Husky proposed another procedure to optimize the displacement strategy that can improve the vertically directed miscible floods by cyclic flow interruption with periodical shut-ins.1 This concept was based on observations made at the Rainbow Lake field during regularly scheduled plant turnarounds. After production resumed in the miscible floods, wells that had been experiencing declining oil production and increasing GOR often displayed production rate increases and GOR decreases before reverting to the previous increasing GOR trend. Compared with such alternatives as workovers and additional vertical or horizontal producers, cyclic flow interruptions are much less expensive. The only cost is related to production lost during the shut-in, which usually is recovered after production is resumed and the wells produce at higher rates than before the shut-in.
Factors influencing cyclic flow interruptions include reef heterogeneity, problems related to vertical zone isolation, and complexity of the vertical miscible flood processes. However, shut-in effects are difficult to isolate from other effects.

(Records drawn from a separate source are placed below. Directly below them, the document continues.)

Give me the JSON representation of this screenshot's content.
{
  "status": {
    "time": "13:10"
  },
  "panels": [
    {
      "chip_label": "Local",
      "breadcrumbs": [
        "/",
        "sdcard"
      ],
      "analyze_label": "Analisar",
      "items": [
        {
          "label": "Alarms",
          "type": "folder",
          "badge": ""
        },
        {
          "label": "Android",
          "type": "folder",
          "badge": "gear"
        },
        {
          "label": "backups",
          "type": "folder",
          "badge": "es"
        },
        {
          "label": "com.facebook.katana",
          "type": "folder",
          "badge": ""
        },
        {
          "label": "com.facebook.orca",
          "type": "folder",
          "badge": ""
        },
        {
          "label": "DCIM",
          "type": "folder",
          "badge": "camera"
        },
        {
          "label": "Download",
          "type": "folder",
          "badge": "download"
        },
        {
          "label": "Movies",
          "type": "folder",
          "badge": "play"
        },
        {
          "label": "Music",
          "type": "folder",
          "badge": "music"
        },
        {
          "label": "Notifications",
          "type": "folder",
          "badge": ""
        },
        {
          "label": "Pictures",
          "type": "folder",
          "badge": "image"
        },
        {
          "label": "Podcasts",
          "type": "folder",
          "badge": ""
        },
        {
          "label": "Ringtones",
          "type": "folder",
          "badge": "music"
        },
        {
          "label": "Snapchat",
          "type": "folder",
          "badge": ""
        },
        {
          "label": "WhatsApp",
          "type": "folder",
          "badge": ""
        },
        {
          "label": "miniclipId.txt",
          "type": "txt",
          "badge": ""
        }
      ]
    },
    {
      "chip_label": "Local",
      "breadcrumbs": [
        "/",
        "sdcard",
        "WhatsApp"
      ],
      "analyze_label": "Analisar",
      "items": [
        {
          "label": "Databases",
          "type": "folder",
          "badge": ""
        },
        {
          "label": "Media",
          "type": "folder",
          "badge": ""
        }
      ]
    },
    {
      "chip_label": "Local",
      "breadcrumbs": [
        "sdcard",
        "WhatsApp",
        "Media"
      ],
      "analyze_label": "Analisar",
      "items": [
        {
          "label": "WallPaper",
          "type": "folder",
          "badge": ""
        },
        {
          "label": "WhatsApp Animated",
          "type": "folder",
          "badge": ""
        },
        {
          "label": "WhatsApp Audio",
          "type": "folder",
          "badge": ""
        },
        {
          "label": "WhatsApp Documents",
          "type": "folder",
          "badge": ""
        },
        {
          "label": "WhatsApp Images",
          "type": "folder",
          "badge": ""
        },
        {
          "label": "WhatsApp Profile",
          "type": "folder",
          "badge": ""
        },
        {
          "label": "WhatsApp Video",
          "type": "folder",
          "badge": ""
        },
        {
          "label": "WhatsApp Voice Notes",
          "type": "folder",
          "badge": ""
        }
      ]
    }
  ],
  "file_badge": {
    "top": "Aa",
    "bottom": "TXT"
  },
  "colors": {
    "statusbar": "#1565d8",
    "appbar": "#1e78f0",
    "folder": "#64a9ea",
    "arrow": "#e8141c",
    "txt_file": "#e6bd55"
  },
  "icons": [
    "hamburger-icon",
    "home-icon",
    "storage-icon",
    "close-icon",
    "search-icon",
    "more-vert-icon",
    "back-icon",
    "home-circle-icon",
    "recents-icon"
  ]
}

During vertical hydrocarbon miscible flooding, high solvent concentration fingers form. When the wells are shut in, the fingers decay by gravity segregation and contribute to formation of a graded viscosity mixing zone. This reduces the local viscosity contrast between solvent and oil, which inhibits the tendency for fingers to grow after production is resumed.
Shut-in Field Tests
Traditionally, production well control of excessive gas or solvent in vertical hydrocarbon-flooded pools consists of changing the rate by altering choke size, which typically reduces production rates, or a workover to cement the open perforations and perforate lower in the reef. However, situations exist where the active perforations are low in the reef, close to the oil/water contact, and perforating lower is not a workover option. The shut-in procedure that was tested in 1984 at Well 4-32-109-08 W6M in Rainbow Keg River Pool A, where a vertical hydrocarbon multicontact miscible flood was in progress, is an alternative to this type of workover operation for GOR control. Two workovers to isolate the upper perforation were conducted at this well in 1983 because of high gas/solvent cut. The cost was more than $100,000 and 100 days of production were lost but the workover reduced GOR for only 6 months (Fig. 1). Subsequently, the shut-in procedure was applied because workover possibilities were exhausted. This shut-in test was different from the relatively short production interruptions from plant turnarounds that normally take place annually. The well reacted positively to a 2-week shut-in in Jan. 1984 and a 2-week shut-in in Sept. 1984. During these two shut-in cycles, oil rate increased and GOR decreased, compared with the situation before the first shut-in experiment. Additional net production was obtained from Jan. 1984 through March 1985. The only cost of the experiment was lost production, which was recovered quickly by the ˜30-m3/d increased oil production that followed the shut-in period.